Search code examples
parsingwildcardlex

How to describe a lex or yacc rule to recognize wildcard identifier?


The text to be parsed has such examples of commands relating to file system

infile abc*.txt
list abc*ff.txt

where abc*.txt is like the general wildcard argument for shell commands.

However, there is also mathematical expression like:

x=a*b

A common expression rule (in yacc file) is like:

expression: 
    expression '+' expression { $$ = $1 + $3;  }
    |   expression '-' expression { $$ = $1 - $3; }
    |   expression '*' expression { $$ = $1 * $3; }
    ;

The * is used as multiply operator.

And a rule to recognize token IDENTIFIER with * is as:

[A-Za-z][A-Za-z0-9_\.\*]*   {
    yylval.strval = strdup(yytext);  return IDENTIFIER; }

For syntax relating to file system commands like infile or list, as the one at the beginning, the following token will be taken as IDENTIFIER, and might has * as a wildcard to match filenames.

But for an expression like

x = a*b

This should be an expression, but in above lex rule, a*b will be seen as a IDENTIFIER. And it becomes assign value of an identifier a*b to x.

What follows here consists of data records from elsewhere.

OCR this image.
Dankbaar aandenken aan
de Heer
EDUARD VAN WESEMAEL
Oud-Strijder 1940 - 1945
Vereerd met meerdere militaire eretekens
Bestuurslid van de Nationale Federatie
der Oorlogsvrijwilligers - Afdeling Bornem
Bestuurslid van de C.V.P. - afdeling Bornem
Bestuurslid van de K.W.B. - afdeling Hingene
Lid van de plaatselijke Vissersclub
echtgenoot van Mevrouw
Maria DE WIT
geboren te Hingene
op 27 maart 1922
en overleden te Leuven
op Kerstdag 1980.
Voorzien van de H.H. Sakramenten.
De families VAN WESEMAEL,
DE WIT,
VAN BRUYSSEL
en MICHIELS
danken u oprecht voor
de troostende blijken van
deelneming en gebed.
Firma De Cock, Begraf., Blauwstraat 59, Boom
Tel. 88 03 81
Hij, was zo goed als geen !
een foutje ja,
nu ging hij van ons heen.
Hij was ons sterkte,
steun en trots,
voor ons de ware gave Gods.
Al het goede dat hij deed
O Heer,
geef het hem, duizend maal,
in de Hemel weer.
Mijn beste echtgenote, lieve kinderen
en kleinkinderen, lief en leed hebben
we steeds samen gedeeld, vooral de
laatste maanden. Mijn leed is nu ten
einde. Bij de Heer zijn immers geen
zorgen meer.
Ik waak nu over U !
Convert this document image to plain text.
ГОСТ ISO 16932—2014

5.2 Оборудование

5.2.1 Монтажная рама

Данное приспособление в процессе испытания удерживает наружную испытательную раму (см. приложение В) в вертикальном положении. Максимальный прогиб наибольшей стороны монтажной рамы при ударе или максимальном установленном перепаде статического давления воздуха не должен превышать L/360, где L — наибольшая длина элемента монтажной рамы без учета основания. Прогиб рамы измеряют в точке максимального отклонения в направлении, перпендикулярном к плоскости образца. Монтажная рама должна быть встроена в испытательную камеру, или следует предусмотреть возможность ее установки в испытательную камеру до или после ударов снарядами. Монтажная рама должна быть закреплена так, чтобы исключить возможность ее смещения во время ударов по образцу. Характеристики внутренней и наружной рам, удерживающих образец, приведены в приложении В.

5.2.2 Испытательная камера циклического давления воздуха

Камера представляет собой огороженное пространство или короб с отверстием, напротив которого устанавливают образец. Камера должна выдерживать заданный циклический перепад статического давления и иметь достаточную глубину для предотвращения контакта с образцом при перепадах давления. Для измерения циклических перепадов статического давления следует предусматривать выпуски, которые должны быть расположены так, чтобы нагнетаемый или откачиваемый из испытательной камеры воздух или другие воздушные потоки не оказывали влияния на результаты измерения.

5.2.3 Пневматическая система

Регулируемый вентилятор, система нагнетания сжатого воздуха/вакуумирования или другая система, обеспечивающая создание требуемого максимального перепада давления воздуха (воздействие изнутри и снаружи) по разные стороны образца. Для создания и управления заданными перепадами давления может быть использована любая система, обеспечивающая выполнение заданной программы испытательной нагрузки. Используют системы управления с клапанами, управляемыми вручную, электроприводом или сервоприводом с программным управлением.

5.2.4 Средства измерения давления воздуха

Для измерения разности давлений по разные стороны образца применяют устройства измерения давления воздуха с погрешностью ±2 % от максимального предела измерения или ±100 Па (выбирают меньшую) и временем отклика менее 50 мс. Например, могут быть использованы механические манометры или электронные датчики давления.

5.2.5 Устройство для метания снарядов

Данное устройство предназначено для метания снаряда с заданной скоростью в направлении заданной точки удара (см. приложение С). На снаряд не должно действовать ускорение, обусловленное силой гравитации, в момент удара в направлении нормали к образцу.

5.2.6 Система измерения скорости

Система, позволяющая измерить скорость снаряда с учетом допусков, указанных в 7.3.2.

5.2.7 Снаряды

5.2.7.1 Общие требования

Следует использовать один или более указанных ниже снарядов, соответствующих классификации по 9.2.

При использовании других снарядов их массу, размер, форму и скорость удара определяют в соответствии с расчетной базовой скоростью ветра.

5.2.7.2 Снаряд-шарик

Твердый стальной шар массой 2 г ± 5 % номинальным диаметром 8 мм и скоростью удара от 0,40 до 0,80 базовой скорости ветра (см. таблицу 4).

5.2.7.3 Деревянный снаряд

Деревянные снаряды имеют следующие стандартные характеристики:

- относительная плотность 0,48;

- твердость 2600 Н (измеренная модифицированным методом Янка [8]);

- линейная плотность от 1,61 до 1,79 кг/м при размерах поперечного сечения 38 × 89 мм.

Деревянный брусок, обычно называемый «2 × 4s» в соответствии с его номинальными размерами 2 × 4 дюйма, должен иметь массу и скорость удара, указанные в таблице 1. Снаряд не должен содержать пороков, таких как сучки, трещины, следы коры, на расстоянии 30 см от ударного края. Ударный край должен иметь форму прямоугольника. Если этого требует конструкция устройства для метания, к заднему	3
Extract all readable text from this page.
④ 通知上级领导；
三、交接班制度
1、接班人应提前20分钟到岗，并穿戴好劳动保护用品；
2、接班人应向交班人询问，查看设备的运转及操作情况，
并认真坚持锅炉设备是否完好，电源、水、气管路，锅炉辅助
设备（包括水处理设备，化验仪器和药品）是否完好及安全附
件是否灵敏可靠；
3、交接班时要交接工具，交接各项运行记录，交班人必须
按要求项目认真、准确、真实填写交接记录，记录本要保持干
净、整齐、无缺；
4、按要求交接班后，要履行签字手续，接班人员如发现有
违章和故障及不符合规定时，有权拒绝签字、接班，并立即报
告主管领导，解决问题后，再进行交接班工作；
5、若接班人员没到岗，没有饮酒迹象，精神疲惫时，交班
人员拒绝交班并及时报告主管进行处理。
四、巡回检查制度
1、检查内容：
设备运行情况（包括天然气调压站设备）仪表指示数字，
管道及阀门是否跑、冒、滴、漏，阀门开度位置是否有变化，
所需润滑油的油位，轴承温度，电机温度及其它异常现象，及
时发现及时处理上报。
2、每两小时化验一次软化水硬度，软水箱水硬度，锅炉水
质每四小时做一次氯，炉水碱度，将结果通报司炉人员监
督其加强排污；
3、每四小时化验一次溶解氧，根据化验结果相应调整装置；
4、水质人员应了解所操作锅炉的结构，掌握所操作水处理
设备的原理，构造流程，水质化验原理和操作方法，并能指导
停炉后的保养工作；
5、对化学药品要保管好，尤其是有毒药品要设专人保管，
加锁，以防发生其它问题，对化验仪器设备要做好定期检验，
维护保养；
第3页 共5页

How can I keep the grammar rule of expression and add the wildcard filename in lex or yacc?


Solution

  • In flex this can all be handled by using what are called Start Conditions and are well described in the manual, with examples similar to your requirements.

    I made a small example lexer to demonstrate this working:

    ws [ \t\n\r]+
    %s FILENAME
    %%
    {ws}    ; /* skip */
    <<EOF>>    ;
    <INITIAL>infile      BEGIN(FILENAME); 
    <INITIAL>list         BEGIN(FILENAME); 
    <FILENAME>[A-Za-z][A-Za-z0-9_\.\*]*     BEGIN(INITIAL);  
    "*"               return(yytext[0]);
    "+"               return(yytext[0]);
    "-"               return(yytext[0]);
    "/"               return(yytext[0]);
    [A-Za-z][A-Za-z0-9_]*              return((int)("I"));
    .                 printf("Bad character %c\n",yytext[1]);
    

    Which I can executed in debug mode to show its operation:

    C:\Users\Brian>flex -d  SOwildcard.l    
    C:\Users\Brian>gcc -o SOwildcard.exe lex.yy.c -lfl    
    C:\Users\Brian>SOwildcard
    --(end of buffer or a NUL)
    a + b
    --accepting rule at line 13 ("a")
    --accepting rule at line 4 (" ")
    --accepting rule at line 10 ("+")
    --accepting rule at line 4 (" ")
    --accepting rule at line 13 ("b")
    --(end of buffer or a NUL)
    infile a*.txt
    --accepting rule at line 4 ("
    ")
    --accepting rule at line 6 ("infile")
    --accepting rule at line 4 (" ")
    --accepting rule at line 8 ("a*.txt")
    --(end of buffer or a NUL)
    variable * identifier
    --accepting rule at line 4 ("
    ")
    --accepting rule at line 13 ("variable")
    --accepting rule at line 4 (" ")
    --accepting rule at line 9 ("*")
    --accepting rule at line 4 (" ")
    --accepting rule at line 13 ("identifier")
    --(end of buffer or a NUL)  
    list a*.*
    --accepting rule at line 4 ("
    ")
    --accepting rule at line 7 ("list")
    --accepting rule at line 4 (" ")
    --accepting rule at line 8 ("a*.*")
    --(end of buffer or a NUL)
    --accepting rule at line 4 ("
    ")
    -^C
    

    I know you asked about lex, but I only have flex. It may be similar.